Acanthothecis aurantiacodiscus

Scientific classification
- Domain: Eukaryota
- Kingdom: Fungi
- Division: Ascomycota
- Class: Lecanoromycetes
- Order: Graphidales
- Family: Graphidaceae
- Genus: Acanthothecis
- Species: A. aurantiacodiscus
- Binomial name: Acanthothecis aurantiacodiscus Weerakoon, Lücking & Lumbsch (2014)

= Acanthothecis aurantiacodiscus =

- Authority: Weerakoon, Lücking & Lumbsch (2014)

Species of lichen

Acanthothecis aurantiacodiscus is a species of corticolous lichen in the family Graphidaceae. Found in Sri Lanka, it was formally described as a new species in 2014 by lichenologists Gothamie Weerakoon, Robert Lücking, and Helge Thorsten Lumbsch. The type specimen was collected from the Kabaragala Tea Estate in Central Province at an altitude of 1160 m; here it was growing in semi-exposed, disturbed vegetation.

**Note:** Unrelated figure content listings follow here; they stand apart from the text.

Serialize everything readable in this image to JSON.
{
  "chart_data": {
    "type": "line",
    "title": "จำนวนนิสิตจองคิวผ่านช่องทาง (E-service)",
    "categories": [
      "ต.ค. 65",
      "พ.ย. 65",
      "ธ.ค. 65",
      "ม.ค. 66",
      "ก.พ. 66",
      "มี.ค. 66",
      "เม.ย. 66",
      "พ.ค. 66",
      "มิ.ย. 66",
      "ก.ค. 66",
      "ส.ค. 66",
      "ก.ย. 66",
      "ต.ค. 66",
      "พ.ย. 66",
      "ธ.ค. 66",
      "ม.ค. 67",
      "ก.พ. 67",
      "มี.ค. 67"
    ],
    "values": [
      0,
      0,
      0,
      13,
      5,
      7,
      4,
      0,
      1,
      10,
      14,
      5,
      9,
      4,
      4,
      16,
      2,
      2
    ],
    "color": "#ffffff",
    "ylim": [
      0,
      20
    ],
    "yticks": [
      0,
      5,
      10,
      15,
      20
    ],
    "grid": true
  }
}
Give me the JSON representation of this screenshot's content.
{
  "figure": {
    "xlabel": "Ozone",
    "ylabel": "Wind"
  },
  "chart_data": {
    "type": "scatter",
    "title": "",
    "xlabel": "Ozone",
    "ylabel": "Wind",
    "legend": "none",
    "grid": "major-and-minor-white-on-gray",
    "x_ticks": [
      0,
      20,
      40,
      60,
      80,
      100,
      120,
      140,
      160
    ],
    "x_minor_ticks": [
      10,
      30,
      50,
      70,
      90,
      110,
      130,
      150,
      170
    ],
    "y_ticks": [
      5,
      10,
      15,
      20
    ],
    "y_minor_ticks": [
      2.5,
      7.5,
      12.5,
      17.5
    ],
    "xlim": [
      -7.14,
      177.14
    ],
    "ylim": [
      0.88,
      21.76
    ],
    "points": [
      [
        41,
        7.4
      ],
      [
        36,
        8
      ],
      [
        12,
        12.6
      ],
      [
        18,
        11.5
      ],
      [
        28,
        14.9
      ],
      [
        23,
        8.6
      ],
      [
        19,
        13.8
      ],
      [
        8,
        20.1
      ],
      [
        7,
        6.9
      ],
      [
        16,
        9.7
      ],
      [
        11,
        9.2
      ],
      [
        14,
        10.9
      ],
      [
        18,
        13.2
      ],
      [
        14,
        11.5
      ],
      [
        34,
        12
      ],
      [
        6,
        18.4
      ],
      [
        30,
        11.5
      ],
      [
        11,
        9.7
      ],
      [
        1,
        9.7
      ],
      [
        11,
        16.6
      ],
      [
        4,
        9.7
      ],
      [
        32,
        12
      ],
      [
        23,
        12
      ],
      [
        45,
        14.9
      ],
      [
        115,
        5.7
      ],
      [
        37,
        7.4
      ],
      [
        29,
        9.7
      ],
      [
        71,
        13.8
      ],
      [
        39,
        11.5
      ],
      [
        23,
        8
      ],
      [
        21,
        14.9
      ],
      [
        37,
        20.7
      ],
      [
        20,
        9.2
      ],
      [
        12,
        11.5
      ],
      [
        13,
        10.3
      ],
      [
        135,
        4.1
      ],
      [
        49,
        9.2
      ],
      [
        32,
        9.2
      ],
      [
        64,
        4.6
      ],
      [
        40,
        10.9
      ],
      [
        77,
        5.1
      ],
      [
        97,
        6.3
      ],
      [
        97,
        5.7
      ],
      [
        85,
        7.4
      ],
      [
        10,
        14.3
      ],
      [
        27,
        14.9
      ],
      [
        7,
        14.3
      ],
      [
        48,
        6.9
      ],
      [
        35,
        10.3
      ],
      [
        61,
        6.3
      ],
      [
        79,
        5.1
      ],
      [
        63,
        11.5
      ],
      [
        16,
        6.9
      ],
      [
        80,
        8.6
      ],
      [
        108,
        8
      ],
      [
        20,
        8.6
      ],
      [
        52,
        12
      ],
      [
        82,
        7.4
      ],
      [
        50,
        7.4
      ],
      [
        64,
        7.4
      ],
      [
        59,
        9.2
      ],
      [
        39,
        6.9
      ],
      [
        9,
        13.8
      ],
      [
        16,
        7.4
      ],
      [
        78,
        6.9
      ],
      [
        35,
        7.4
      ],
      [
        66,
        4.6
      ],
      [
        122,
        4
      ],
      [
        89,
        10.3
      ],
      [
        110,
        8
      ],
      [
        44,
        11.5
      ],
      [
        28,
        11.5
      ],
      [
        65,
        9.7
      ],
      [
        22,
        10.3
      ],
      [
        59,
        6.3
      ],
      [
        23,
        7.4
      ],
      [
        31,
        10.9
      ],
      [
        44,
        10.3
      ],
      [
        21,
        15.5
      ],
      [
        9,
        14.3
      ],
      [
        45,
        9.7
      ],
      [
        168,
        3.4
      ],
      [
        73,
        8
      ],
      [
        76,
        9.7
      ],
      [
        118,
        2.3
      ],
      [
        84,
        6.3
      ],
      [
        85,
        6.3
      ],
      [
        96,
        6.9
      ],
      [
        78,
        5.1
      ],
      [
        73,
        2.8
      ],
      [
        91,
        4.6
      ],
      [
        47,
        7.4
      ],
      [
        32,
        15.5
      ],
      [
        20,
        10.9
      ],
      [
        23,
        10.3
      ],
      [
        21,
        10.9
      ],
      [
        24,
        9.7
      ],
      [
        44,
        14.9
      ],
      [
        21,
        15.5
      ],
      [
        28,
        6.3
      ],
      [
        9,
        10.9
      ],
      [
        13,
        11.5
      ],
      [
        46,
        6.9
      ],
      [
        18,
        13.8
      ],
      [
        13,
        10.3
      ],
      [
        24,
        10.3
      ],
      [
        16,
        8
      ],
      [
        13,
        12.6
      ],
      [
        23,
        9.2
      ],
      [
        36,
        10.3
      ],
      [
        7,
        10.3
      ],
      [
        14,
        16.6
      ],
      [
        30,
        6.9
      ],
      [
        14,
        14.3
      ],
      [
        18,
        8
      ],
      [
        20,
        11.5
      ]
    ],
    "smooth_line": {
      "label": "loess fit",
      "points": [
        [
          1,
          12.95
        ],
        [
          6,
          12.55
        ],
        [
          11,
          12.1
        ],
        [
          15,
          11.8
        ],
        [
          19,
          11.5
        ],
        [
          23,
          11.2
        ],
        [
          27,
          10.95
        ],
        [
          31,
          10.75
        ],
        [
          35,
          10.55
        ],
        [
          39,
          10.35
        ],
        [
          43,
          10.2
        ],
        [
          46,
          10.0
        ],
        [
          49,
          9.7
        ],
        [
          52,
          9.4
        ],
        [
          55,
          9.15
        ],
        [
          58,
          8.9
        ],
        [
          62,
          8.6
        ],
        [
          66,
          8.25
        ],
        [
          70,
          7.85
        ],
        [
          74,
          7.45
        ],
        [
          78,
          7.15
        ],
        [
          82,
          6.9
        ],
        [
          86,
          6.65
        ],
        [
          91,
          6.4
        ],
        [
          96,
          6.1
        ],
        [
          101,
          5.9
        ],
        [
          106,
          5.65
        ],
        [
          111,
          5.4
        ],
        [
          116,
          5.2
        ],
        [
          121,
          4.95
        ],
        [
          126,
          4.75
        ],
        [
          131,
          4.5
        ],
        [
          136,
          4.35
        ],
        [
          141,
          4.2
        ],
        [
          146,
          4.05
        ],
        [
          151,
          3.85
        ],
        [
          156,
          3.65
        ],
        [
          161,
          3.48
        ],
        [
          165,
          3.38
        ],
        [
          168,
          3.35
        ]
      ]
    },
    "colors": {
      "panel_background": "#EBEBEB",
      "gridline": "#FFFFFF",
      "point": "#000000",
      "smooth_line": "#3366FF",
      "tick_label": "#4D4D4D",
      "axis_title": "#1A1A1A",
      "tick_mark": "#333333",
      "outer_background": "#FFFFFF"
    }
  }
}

It is only known to occur at the type locality. The specific epithet aurantiacodiscus refers to the orange-coloured disc of the ascomata. Acanthothecis aurantiacodiscus contains the secondary compound norstictic acid. It has relatively large muriform ascospores, measuring 45–50 by 12–15 μm. These last two features distinguish it from most other Acanthothecis species.